Thursday, March 24, 2011

sermon at the mount

I was asked to speak at church last Sunday. It's Lent, and the theme was, kind of, along the lines of dying to one's old 'self'.
This is what I had to say.

Early this week my Mum brought a branch of Swan plant, complete with half a dozen cute little caterpillars. They were hungry, the branch died within a day or two, but we successfully migrated the caterpillars to the huge plant on my boundary, which my neighbour has been nurturing for some months.
It fascinates me, this caterpillar/chrysalis/butterfly process.
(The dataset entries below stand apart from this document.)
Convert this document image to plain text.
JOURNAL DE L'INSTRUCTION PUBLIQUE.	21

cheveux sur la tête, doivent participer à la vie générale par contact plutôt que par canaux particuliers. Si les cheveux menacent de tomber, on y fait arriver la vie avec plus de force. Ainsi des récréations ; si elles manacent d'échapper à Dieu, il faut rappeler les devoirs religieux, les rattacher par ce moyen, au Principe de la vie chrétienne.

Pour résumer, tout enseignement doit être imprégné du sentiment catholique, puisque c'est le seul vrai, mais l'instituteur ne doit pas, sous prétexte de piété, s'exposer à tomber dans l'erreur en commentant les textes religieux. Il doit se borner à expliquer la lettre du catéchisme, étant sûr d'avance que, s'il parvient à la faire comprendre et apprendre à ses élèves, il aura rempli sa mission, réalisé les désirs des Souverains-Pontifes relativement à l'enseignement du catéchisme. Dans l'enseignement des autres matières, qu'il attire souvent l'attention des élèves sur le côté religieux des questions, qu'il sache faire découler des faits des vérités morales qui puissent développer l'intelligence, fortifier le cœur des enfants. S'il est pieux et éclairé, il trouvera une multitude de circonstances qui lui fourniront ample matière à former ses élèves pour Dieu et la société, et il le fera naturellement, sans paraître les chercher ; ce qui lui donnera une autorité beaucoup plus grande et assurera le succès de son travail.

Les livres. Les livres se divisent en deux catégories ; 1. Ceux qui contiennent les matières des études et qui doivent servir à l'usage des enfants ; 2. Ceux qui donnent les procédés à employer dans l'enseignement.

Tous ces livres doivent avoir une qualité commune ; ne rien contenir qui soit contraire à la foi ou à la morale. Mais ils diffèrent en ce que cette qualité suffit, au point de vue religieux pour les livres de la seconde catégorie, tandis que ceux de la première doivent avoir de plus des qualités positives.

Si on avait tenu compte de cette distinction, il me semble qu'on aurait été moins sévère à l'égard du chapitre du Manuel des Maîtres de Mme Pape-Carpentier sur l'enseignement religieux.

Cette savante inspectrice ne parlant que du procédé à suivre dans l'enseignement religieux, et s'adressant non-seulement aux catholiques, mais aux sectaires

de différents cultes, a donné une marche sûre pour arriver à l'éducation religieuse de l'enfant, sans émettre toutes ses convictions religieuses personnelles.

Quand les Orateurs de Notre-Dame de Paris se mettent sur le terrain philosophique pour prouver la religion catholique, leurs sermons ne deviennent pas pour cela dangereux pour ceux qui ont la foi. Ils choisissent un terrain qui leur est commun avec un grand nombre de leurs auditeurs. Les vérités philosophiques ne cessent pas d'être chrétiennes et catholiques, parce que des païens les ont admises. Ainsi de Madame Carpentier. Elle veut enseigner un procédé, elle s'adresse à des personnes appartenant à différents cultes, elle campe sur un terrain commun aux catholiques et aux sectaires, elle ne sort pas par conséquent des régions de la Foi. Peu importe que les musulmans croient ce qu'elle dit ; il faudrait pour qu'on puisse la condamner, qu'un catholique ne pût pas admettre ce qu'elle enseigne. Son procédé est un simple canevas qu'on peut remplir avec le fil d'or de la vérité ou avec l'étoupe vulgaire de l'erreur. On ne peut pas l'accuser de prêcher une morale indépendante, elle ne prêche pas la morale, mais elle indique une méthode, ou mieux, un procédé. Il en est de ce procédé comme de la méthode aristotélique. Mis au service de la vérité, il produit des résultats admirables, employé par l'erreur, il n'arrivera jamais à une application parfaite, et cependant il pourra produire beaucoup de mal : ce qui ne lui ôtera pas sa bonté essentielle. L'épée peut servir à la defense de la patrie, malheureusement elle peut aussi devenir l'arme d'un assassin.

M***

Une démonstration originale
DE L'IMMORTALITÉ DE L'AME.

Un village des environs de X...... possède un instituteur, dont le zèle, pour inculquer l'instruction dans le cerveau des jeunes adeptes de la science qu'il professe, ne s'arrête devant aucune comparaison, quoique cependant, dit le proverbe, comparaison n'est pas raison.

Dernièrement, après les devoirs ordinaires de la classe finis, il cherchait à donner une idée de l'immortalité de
But one thing that occurred to me, is that it might be interesting to look at this from the caterpillars point of view, rather than as an onlooker.
So, the caterpillar, as he grows, is compelled to eat, in fact, this is pretty much all he does...eat, and eat and eat. ideally good and healthy swan plant, but if he's desperate he'll take sugar water, or even pumpkin. he doesn't know (we assume) what's going to happen to him. but he gets fatter and fatter, then starts to build his house. he disappears inside for 2 weeks, essentially dead to the world - in fact in grave danger as wasps can easily destroy him after all this time.
Eventually, matured, he breaks from the chrysalis and is the 'beautiful butterfly'. But just for a minute, remember that this caterpillar probably doesn't know he's a butterfly. he most certainly doesn't know he's beautiful! he just gets on, doing what butterflies do, making eggs to create new caterpillars. A female butterfly can lay 1000 eggs - what a geneology. A male butterfly gets a 6 week window to fertilise those eggs, and then his number is up.
It is the people around him that get to enjoy his transformation. They get to say, wow, how amazing that something that looked like THAT now looks like THIS...and 'we thought it was a cute caterpillar, but how much more attractive he is as a butterfly - or even how DIFFERENT does this creature look!
my message is this - the process of transformation can be slow, it might mean stuffing ourselves full of things we love until we can't even move...
it could mean having to endure things we don't like that much, or aren't that good for us.
it might be a wonderful experience that we get to see and feel. but it might happen outside of our control and senses.
it might mean hibernating for a while.
we might go through that transformation and out the other side and not even notice it ourselves - it is the onlooker that can see the difference between the then and the now.
In fact, there's a good chance we really won't know how much we've changed!

it is our job to listen to our instincts, do the things we feel driven to do, and in that process, we might, we just might, avoid the wasps and become a butterfly.